The B2C firm had understandably made heavy investments in adtech. Their systems — from content to data and decision logic — had predated their martech stack to some extent. This stems from pre-digital (especially pre-pandemic) business models, where the firm had gone to market through distributors and retailers. Now in the era of growing direct-to-consumer business, “It’s all martech,” the B2C stack leader noted. 

But as their initial engagement strategy transitioned from transactional selling to building omnichannel customer relationships, the firm needed to think about their media buying efforts more holistically in the context of customer journeys

Based on the ensuing conversation, it is clear that some leading enterprises are formally structuring marketing plus adtech into “madtech” teams. Even if not formally re-structuring, at a minimum, it became possible to glean that nearly all leading companies are:

  • Joining data and marketing teams and making measurement part of every activity.
  • Focusing heavily on metadata, both at the campaign and asset level, since it’s impossible to draw analytic conclusions without it.
  • Developing more in-house AI capabilities to keep building off early learnings.

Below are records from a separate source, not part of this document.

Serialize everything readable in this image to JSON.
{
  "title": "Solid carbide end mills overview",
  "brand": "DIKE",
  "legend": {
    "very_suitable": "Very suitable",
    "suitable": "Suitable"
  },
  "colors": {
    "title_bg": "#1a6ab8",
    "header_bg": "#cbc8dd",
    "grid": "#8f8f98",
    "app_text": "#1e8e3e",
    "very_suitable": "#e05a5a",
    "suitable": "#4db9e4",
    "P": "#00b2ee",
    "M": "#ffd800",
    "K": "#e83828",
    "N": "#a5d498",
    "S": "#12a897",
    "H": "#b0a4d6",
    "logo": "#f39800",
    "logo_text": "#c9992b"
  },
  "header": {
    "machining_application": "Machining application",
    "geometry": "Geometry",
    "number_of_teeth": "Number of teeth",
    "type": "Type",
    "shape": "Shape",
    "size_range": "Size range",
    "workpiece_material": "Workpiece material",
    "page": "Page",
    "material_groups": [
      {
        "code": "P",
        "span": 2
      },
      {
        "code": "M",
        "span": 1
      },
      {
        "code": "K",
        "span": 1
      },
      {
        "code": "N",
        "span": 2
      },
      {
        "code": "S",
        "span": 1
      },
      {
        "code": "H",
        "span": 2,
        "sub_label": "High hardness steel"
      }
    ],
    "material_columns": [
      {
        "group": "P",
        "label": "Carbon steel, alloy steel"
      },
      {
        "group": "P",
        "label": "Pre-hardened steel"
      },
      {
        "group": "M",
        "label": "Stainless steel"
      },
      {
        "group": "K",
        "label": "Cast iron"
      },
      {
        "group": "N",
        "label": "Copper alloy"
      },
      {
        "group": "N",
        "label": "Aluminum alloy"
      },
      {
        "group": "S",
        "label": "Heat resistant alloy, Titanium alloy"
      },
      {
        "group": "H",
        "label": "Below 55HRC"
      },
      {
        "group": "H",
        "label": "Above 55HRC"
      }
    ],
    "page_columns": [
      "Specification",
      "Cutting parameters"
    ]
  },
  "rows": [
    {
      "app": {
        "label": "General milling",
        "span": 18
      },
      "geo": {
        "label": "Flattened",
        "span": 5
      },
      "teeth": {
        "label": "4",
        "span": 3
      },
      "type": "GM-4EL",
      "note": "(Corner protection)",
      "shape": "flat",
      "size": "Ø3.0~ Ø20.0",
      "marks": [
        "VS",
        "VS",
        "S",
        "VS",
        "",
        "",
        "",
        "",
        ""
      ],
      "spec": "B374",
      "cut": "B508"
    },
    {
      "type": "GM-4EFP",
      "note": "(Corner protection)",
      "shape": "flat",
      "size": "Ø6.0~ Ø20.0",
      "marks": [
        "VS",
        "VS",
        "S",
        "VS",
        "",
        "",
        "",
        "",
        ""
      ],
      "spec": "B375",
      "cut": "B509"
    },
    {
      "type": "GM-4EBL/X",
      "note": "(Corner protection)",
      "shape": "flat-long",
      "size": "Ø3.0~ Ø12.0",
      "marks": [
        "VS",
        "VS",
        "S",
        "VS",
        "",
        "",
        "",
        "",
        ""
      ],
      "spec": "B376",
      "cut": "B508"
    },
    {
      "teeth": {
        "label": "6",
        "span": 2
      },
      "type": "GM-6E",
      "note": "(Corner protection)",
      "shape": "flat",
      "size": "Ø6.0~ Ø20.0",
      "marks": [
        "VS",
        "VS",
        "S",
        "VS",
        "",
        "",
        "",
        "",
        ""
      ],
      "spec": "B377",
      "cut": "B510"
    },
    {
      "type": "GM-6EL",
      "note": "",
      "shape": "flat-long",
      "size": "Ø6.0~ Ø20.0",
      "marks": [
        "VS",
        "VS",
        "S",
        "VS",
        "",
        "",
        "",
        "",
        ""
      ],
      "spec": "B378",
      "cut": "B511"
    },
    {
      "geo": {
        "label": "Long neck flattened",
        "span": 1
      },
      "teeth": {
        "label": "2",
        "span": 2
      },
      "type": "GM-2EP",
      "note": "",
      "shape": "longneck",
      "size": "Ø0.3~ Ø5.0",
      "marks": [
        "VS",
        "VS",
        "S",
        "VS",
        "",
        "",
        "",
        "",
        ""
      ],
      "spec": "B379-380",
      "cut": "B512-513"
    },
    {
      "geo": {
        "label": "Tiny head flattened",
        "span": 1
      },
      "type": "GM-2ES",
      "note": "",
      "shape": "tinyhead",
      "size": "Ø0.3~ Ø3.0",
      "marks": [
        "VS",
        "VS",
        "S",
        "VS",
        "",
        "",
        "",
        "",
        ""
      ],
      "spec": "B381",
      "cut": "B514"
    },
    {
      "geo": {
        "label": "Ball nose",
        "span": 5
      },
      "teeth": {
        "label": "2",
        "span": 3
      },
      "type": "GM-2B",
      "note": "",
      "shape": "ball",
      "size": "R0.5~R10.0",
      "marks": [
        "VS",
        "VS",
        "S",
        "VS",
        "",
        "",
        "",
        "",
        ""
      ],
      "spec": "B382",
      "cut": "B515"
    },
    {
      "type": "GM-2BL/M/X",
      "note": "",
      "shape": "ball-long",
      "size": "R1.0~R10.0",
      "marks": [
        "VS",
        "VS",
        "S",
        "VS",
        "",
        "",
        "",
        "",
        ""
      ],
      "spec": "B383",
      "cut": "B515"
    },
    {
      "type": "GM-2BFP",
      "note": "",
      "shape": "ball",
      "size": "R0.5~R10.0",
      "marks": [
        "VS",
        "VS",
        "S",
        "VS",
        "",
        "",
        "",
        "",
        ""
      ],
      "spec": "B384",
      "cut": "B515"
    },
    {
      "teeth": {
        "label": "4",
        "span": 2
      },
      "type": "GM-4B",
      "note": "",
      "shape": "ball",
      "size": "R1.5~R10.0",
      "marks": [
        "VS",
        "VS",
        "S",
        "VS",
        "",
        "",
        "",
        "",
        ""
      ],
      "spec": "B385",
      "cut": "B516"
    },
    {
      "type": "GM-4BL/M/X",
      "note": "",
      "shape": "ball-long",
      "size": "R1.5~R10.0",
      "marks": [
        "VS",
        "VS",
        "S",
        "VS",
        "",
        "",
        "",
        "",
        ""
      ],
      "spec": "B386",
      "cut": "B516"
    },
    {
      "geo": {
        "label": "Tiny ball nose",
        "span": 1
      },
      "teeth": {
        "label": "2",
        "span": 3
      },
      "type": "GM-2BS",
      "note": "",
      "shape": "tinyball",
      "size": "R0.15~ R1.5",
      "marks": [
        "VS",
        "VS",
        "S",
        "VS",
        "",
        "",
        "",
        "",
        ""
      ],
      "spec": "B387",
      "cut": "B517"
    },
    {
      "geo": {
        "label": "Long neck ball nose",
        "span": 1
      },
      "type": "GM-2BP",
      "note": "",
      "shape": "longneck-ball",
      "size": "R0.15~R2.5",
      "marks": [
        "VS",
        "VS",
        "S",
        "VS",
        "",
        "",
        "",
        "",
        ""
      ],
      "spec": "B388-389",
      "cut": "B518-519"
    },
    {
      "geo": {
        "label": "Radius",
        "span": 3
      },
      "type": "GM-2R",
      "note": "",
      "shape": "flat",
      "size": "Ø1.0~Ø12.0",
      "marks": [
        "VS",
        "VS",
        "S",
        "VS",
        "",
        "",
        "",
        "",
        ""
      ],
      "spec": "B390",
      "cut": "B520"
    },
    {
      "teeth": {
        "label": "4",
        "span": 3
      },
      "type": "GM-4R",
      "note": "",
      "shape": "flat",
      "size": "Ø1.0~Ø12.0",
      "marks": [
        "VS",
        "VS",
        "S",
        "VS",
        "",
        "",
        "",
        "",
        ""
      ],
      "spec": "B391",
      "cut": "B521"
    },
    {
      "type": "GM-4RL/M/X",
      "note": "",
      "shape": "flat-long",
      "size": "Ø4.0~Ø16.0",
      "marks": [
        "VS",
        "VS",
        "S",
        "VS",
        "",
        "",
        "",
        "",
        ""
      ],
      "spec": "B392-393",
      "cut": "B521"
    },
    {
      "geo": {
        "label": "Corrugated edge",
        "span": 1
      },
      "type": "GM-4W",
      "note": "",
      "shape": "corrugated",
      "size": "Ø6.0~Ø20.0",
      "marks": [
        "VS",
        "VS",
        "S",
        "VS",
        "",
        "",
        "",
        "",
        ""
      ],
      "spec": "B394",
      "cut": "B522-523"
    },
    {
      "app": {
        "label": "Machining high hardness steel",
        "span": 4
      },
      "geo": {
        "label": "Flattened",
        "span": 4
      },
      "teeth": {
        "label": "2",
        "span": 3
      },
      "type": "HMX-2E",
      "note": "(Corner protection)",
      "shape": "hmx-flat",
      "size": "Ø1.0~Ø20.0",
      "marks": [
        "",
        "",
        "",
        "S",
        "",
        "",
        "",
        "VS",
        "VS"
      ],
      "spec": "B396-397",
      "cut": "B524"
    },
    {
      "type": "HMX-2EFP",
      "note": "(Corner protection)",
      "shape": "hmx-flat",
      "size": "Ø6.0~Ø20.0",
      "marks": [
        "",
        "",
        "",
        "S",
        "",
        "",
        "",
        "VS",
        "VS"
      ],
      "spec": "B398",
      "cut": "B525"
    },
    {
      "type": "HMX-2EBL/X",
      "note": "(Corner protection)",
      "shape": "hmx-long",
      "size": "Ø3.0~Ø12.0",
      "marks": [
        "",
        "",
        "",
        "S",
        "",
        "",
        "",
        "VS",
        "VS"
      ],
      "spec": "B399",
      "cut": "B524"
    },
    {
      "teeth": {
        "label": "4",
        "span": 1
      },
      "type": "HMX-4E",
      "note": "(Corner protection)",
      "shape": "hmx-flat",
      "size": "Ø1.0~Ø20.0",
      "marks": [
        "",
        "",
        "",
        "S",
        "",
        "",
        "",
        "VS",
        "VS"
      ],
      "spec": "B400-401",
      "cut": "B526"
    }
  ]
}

The B2B case study revealed similar insights but with a greater emphasis on journey optimization as the initial driver. The firm optimized its ad spend for longer and more complex buyer journeys, not just front-end lead generation. This meant integrating media buying and account-based marketing, which isn’t always easy. They simplified the process by having a single DAM that fueled both media channels and messaging via owned-and-operated properties.

Dig deeper: Customer journey orchestration: What it is and why marketers should care

Closing the loop: Striving for martech and adtech alignment

In theory, better martech and adtech integration and alignment should bring enterprises closer to the holy grail of a single, “closed loop” motion — from media buy to loyal, repeat customer. Yet, all the martech leaders agreed that the processes and analytics required to achieve a fully closed loop remain an aspiration. 

To that extent, you need to avoid over-promising. In a world where most enterprises still struggle to align adtech and martech at a basic level, you may, as one leader put it, “have to work with a “180-degree closed loop.” It will take time to consolidate appropriate technologies, data flows and teams.

The necessary skill sets needed to execute in a blended martech and adtech world are rapidly evolving, too. Increasingly, the lines between technical, content and data people are blurring. Sprinkle in the right level of legal counsel, and you’ve got the makings of a modern madtech team.

All this uncertainty and change enhance the argument to focus on core data, content and process capabilities that can work underneath your adtech and martech stacks as foundational building blocks. This may present the most critical objective for overall architecture this decade. A good time to start is now.